The advanced royalty is subject to price adjustment by the lessor after the tenth year of the lease and then at the end of each period
of five years thereafter.
Production
royalties payable are 8% of the market price of marketable product or products produced from the tar sands and sold under arm’s
length contract of sale.

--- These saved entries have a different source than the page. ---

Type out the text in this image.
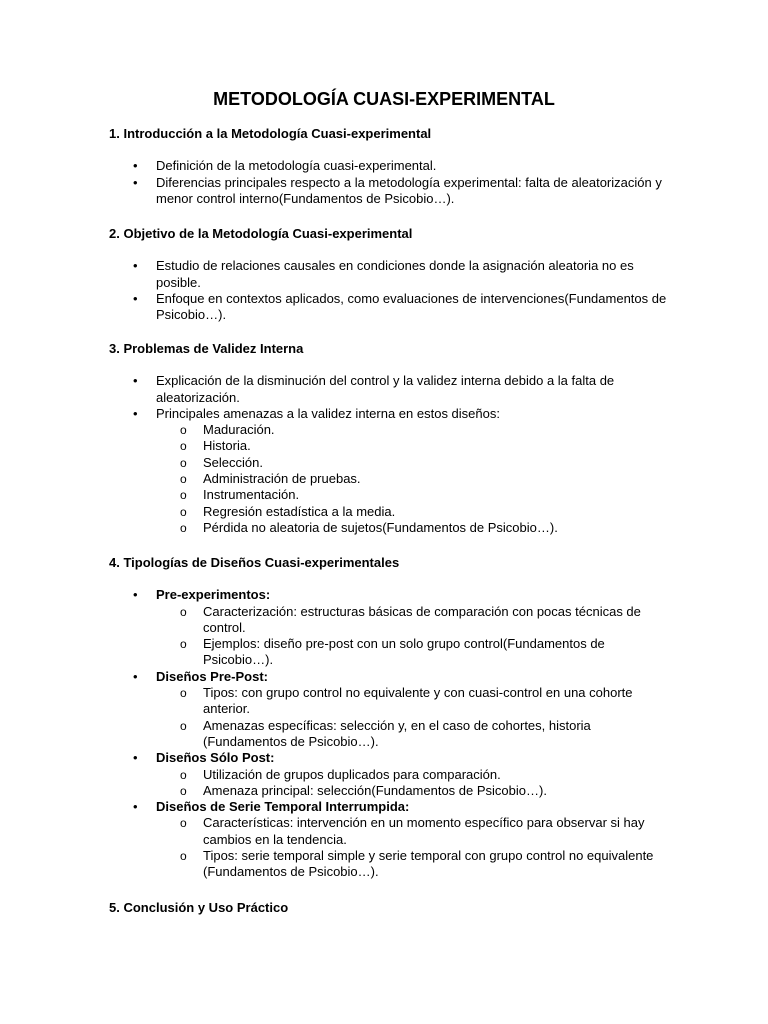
METODOLOGÍA CUASI-EXPERIMENTAL

1. Introducción a la Metodología Cuasi-experimental

• Definición de la metodología cuasi-experimental.
• Diferencias principales respecto a la metodología experimental: falta de aleatorización y menor control interno(Fundamentos de Psicobio…).

2. Objetivo de la Metodología Cuasi-experimental

• Estudio de relaciones causales en condiciones donde la asignación aleatoria no es posible.
• Enfoque en contextos aplicados, como evaluaciones de intervenciones(Fundamentos de Psicobio…).

3. Problemas de Validez Interna

• Explicación de la disminución del control y la validez interna debido a la falta de aleatorización.
• Principales amenazas a la validez interna en estos diseños:
o Maduración.
o Historia.
o Selección.
o Administración de pruebas.
o Instrumentación.
o Regresión estadística a la media.
o Pérdida no aleatoria de sujetos(Fundamentos de Psicobio…).

4. Tipologías de Diseños Cuasi-experimentales

• Pre-experimentos:
o Caracterización: estructuras básicas de comparación con pocas técnicas de control.
o Ejemplos: diseño pre-post con un solo grupo control(Fundamentos de Psicobio…).
• Diseños Pre-Post:
o Tipos: con grupo control no equivalente y con cuasi-control en una cohorte anterior.
o Amenazas específicas: selección y, en el caso de cohortes, historia (Fundamentos de Psicobio…).
• Diseños Sólo Post:
o Utilización de grupos duplicados para comparación.
o Amenaza principal: selección(Fundamentos de Psicobio…).
• Diseños de Serie Temporal Interrumpida:
o Características: intervención en un momento específico para observar si hay cambios en la tendencia.
o Tipos: serie temporal simple y serie temporal con grupo control no equivalente (Fundamentos de Psicobio…).

5. Conclusión y Uso Práctico
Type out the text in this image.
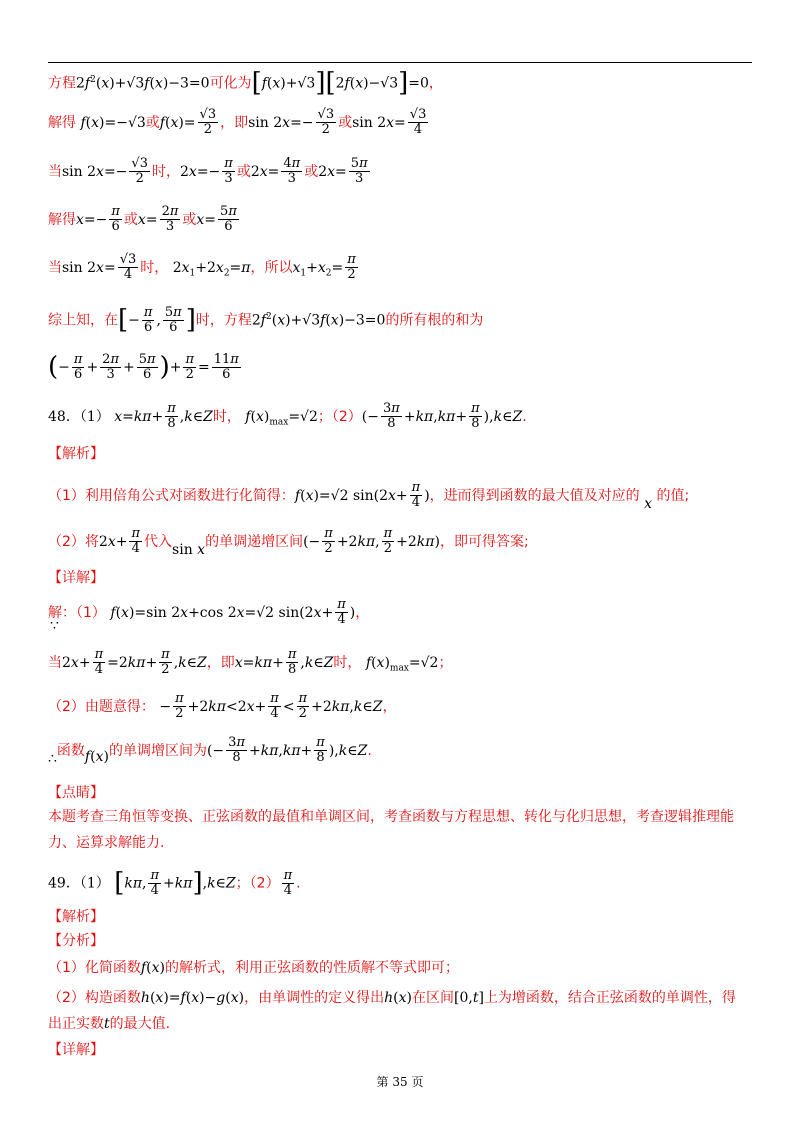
方程$2f^2(x)+√3f(x)-3=0$可化为[f(x)+√3][2f(x)−√3]=0，
解得 f(x)=−√3或$f(x)= \frac{√3}{2}$ ，即$\sin 2x=- \frac{√3}{2}$ 或$\sin 2x= \frac{√3}{4}$
当$\sin 2x=- \frac{√3}{2}$ 时，$2x=- \frac{\pi}{3}$ 或$2x= \frac{4\pi}{3}$ 或$2x= \frac{5\pi}{3}$
解得$x=- \frac{\pi}{6}$ 或$x= \frac{2\pi}{3}$ 或$x= \frac{5\pi}{6}$
当$\sin 2x= \frac{√3}{4}$ 时， $2x_1+2x_2=\pi$，所以$x_1+x_2= \frac{\pi}{2}$
综上知，在[− $\frac{\pi}{6}$ , $\frac{5\pi}{6}$ ]时，方程$2f^2(x)+√3f(x)-3=0$的所有根的和为
(− $\frac{\pi}{6} + \frac{2\pi}{3} + \frac{5\pi}{6}$ )+ $\frac{\pi}{2} = \frac{11\pi}{6}$
48．（1） $x=k\pi+ \frac{\pi}{8}$ ,k∈Z时， $f(x)_{max}=√2$；$(2)(- \frac{3\pi}{8} +k\pi,k\pi+ \frac{\pi}{8}$ ),k∈Z.
【解析】
（1）利用倍角公式对函数进行化简得：f(x)=√2 $\sin(2x+ \frac{\pi}{4}$ )，进而得到函数的最大值及对应的 x 的值;
（2）将$2x+ \frac{\pi}{4}$ 代入sin x的单调递增区间(− $\frac{\pi}{2} +2k\pi$, $\frac{\pi}{2} +2k\pi$)，即可得答案;
【详解】
解：（1） f(x)=sin 2x+cos 2x=√2 $\sin(2x+ \frac{\pi}{4}$ )，
∵
当$2x+ \frac{\pi}{4} =2k\pi+ \frac{\pi}{2}$ ,k∈Z，即$x=k\pi+ \frac{\pi}{8}$ ,k∈Z时， $f(x)_{max}=√2$；
（2）由题意得： − $\frac{\pi}{2} +2k\pi<2x+ \frac{\pi}{4} < \frac{\pi}{2}$ +2kπ,k∈Z，
∴函数f(x)的单调增区间为(− $\frac{3\pi}{8} +k\pi,k\pi+ \frac{\pi}{8}$ ),k∈Z.
【点睛】
本题考查三角恒等变换、正弦函数的最值和单调区间，考查函数与方程思想、转化与化归思想，考查逻辑推理能力、运算求解能力.
49．（1） [kπ, $\frac{\pi}{4}$ +kπ],k∈Z；$(2) \frac{\pi}{4}$ .
【解析】
【分析】
（1）化简函数f(x)的解析式，利用正弦函数的性质解不等式即可；
（2）构造函数h(x)=f(x)−g(x)，由单调性的定义得出h(x)在区间[0,t]上为增函数，结合正弦函数的单调性，得
出正实数t的最大值.
【详解】
第 35 页
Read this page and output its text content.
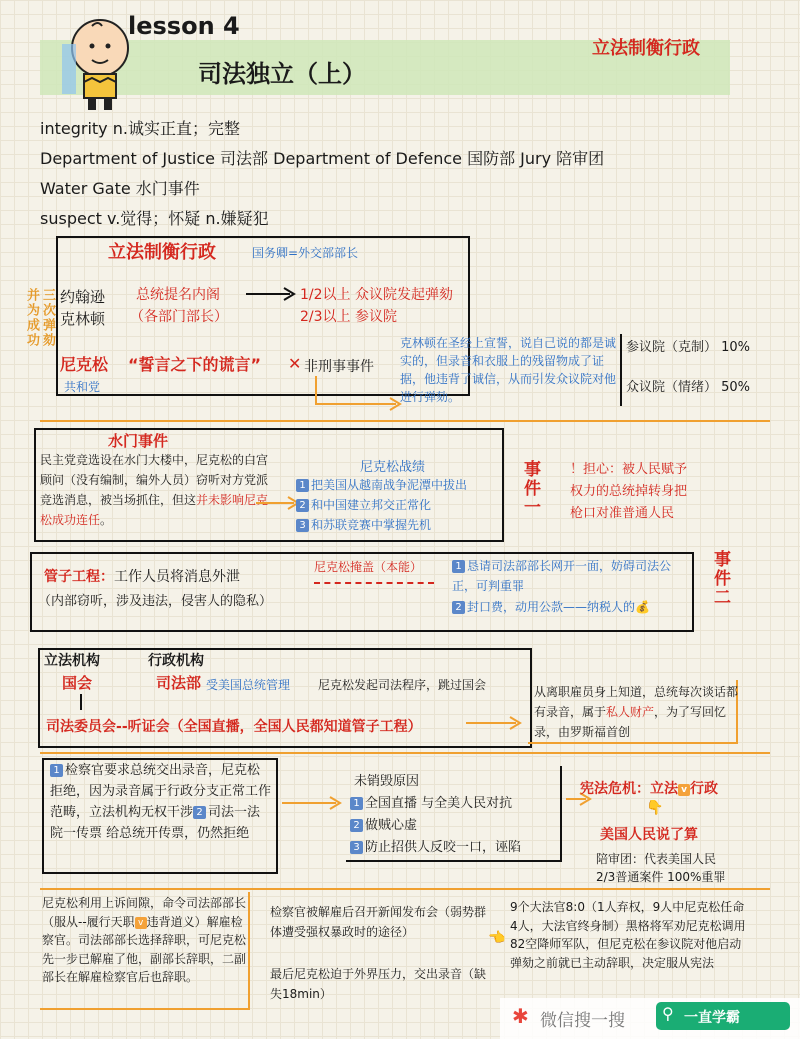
lesson 4
司法独立（上）
立法制衡行政
integrity n.诚实正直；完整
Department of Justice 司法部 Department of Defence 国防部 Jury 陪审团
Water Gate 水门事件
suspect v.觉得；怀疑 n.嫌疑犯
并为成功 三次弹劾
立法制衡行政	国务卿=外交部部长
约翰逊
克林顿
总统提名内阁
（各部门部长）
1/2以上 众议院发起弹劾
2/3以上 参议院
尼克松 “誓言之下的谎言” ✕ 非刑事事件
共和党
克林顿在圣经上宣誓，说自己说的都是诚实的，但录音和衣服上的残留物成了证据，他违背了诚信，从而引发众议院对他进行弹劾。
参议院（克制） 10%
众议院（情绪） 50%
水门事件
民主党竞选设在水门大楼中，尼克松的白宫顾问（没有编制，编外人员）窃听对方党派竞选消息，被当场抓住，但这并未影响尼克松成功连任。
尼克松战绩
1 把美国从越南战争泥潭中拔出
2 和中国建立邦交正常化
3 和苏联竞赛中掌握先机
事件一 ！担心：被人民赋予
权力的总统掉转身把
枪口对准普通人民
管子工程：工作人员将消息外泄
（内部窃听，涉及违法，侵害人的隐私）
尼克松掩盖（本能）	1 恳请司法部部长网开一面，妨碍司法公正，可判重罪
2 封口费，动用公款——纳税人的💰	事件二
立法机构	行政机构
国会	司法部 受美国总统管理 尼克松发起司法程序，跳过国会
司法委员会--听证会（全国直播，全国人民都知道管子工程）
从离职雇员身上知道，总统每次谈话都有录音，属于私人财产，为了写回忆录，由罗斯福首创
1 检察官要求总统交出录音，尼克松拒绝，因为录音属于行政分支正常工作范畴，立法机构无权干涉 2 司法一法院一传票 给总统开传票，仍然拒绝
未销毁原因
1 全国直播 与全美人民对抗
2 做贼心虚
3 防止招供人反咬一口，诬陷
宪法危机：立法 v 行政
👇
美国人民说了算
陪审团：代表美国人民
2/3普通案件 100%重罪
尼克松利用上诉间隙，命令司法部部长（服从--履行天职 v 违背道义）解雇检察官。司法部部长选择辞职，可尼克松先一步已解雇了他，副部长辞职，二副部长在解雇检察官后也辞职。
检察官被解雇后召开新闻发布会（弱势群体遭受强权暴政时的途径）
最后尼克松迫于外界压力，交出录音（缺失18min）
👈
9个大法官8:0（1人弃权，9人中尼克松任命4人，大法官终身制）黑格将军劝尼克松调用82空降师军队，但尼克松在参议院对他启动弹劾之前就已主动辞职，决定服从宪法
✱ 微信搜一搜 ⚲ 一直学霸
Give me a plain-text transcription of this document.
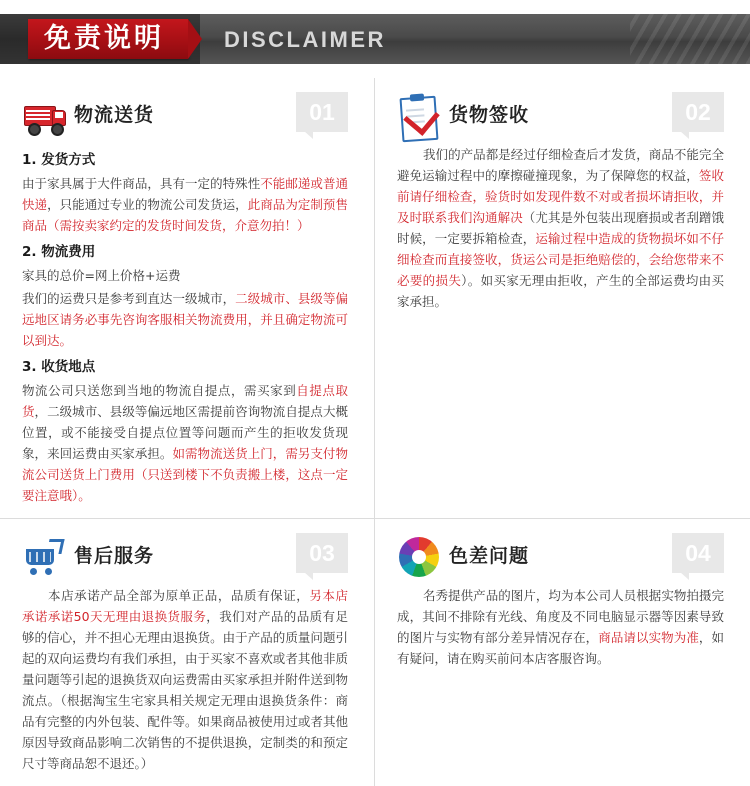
免责说明	DISCLAIMER
物流送货	01
1. 发货方式

由于家具属于大件商品，具有一定的特殊性不能邮递或普通快递，只能通过专业的物流公司发货运，此商品为定制预售商品（需按卖家约定的发货时间发货，介意勿拍！）

2. 物流费用

家具的总价=网上价格+运费

我们的运费只是参考到直达一级城市，二级城市、县级等偏远地区请务必事先咨询客服相关物流费用，并且确定物流可以到达。

3. 收货地点

物流公司只送您到当地的物流自提点，需买家到自提点取货，二级城市、县级等偏远地区需提前咨询物流自提点大概位置，或不能接受自提点位置等问题而产生的拒收发货现象，来回运费由买家承担。如需物流送货上门，需另支付物流公司送货上门费用（只送到楼下不负责搬上楼，这点一定要注意哦）。

货物签收	02

我们的产品都是经过仔细检查后才发货，商品不能完全避免运输过程中的摩擦碰撞现象，为了保障您的权益，签收前请仔细检查，验货时如发现件数不对或者损坏请拒收，并及时联系我们沟通解决（尤其是外包装出现磨损或者刮蹭饿时候，一定要拆箱检查，运输过程中造成的货物损坏如不仔细检查而直接签收，货运公司是拒绝赔偿的，会给您带来不必要的损失）。如买家无理由拒收，产生的全部运费均由买家承担。

售后服务	03

本店承诺产品全部为原单正品，品质有保证，另本店承诺承诺50天无理由退换货服务，我们对产品的品质有足够的信心，并不担心无理由退换货。由于产品的质量问题引起的双向运费均有我们承担，由于买家不喜欢或者其他非质量问题等引起的退换货双向运费需由买家承担并附件送到物流点。（根据淘宝生宅家具相关规定无理由退换货条件：商品有完整的内外包装、配件等。如果商品被使用过或者其他原因导致商品影响二次销售的不提供退换，定制类的和预定尺寸等商品恕不退还。）

色差问题	04

名秀提供产品的图片，均为本公司人员根据实物拍摄完成，其间不排除有光线、角度及不同电脑显示器等因素导致的图片与实物有部分差异情况存在，商品请以实物为准，如有疑问，请在购买前问本店客服咨询。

Production royalties have a minimum of $3 per barrel of produced substance and may be increased by the lessor
after the first ten years of production at a maximum rate of 1% per year and up to 12.5%.
On
January 18, 2019, the Company paid $10,800,000 for the acquisition of 50% of the operating rights under U.S. federal oil and gas leases,
administered by the U.S. Department of Interior’s Bureau of Land Management (“BLM”) covering approximately 5,960 gross
acres (2,980 net acres) within the State of Utah. The total consideration of $10,800,000 was settled by a cash payment of $1,800,000
and by the issuance of 15,000,000 shares at an issue price of $0.60 per share, amounting to $9,000,000.
On
July 22, 2019, the Company acquired the remaining 50% of the operating rights under U.S. federal oil and gas leases, administered by
the BLM covering approximately 5,960 gross acres (2,980 net acres) within the State of Utah, for a total consideration of $13,000,000
settled by the issuance of 30,000,000 shares at an issue price of $0.40 per share, amounting to $12,000,000 and cash of $1,000,000, of
which $100,000 has not been paid to date.